2. Competition from larger players
The EPC space includes large, well-capitalised companies that can bid aggressively, absorb short-term margin pressure, and execute at scale. This can make it harder for mid-sized companies to compete consistently.

3. Working capital intensity
High receivable days mean cash gets locked, funding requirements increase, and in extreme cases, this can lead to liquidity stress even if profits look healthy on paper.

4. Dependence on government spending
A significant portion of projects is linked to government infrastructure spending and public sector undertakings. Any slowdown in project awards can impact growth.

5. Geographic concentration
The company has a strong presence in specific regions. Limited diversification can increase risk if regional demand slows.

Subscription Trends: Slow Start

On Day 1, the Om Power Transmission IPO saw a subdued opening:

  • Overall subscription: ~0.26x (26%)
  • QIB: ~0.51x — crossed the 50% mark
  • Retail: ~0.21x
  • NII: ~0.04x

QIB participation crossing 50% on Day 1 is a meaningful signal. Institutional interest often drives momentum in the final hours. This will be something to watch closely through April 13. Also read on How to Apply for IPOs on Sahi: Pre-Apply, Track & Allotment, etc here.

The Real Question: What Kind of IPO Is This?

If you step back, Om Power Transmission is not a listing gains story.

  • GMP is declining
  • Sentiment is moderate
  • Pricing is fair, not cheap

This looks more like a business where outcomes will depend on execution over time.

What can drive upside:

  1. Sustained order inflow keeping the book above ₹700 crore
  2. Margin stability or improvement (even 100–200 bps EBITDA expansion changes the story meaningfully)
  3. Better working capital management — faster cash conversion improves return ratios and reduces funding needs
  4. Accelerated government spending on transmission infrastructure

What can go wrong:

  • Aggressive bidding to win contracts at the cost of margins
  • Delayed payments straining cash flows
  • Rising competition from larger EPC players limiting growth options

Final Perspective

Om Power Transmission IPO sits at an interesting intersection.

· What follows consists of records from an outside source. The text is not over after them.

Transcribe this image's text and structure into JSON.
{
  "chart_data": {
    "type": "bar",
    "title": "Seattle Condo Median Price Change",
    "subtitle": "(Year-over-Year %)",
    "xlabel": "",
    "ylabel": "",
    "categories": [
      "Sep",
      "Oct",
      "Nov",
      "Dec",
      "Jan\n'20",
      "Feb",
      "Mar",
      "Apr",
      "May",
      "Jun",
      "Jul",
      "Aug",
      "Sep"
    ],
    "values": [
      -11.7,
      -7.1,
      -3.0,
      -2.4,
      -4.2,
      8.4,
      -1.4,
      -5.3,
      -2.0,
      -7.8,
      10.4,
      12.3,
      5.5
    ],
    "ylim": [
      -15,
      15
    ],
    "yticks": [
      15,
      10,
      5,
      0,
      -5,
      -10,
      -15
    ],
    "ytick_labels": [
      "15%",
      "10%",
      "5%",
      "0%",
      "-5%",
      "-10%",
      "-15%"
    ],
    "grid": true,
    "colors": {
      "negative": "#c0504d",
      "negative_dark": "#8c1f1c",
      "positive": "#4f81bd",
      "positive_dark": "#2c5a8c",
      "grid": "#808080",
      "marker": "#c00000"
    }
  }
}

On one hand: strong sector tailwinds, high historical growth, and reasonable valuation.
On the other: thin margins, working capital challenges, and competitive pressures.

This is not a black-and-white decision. It is a classic case of weighing growth potential against execution risk.

If the company manages its balance sheet well and continues to win quality projects, it can compound steadily over time. If not, it could struggle despite operating in a growing industry.

And that is the essence of evaluating EPC IPOs. Not just where the industry is going, but whether the company can navigate the journey efficiently.

Disclaimer: This article is for informational purposes only and does not constitute investment advice. IPO investments are subject to market risks. Please read all IPO-related documents carefully and consult a SEBI-registered financial advisor before investing.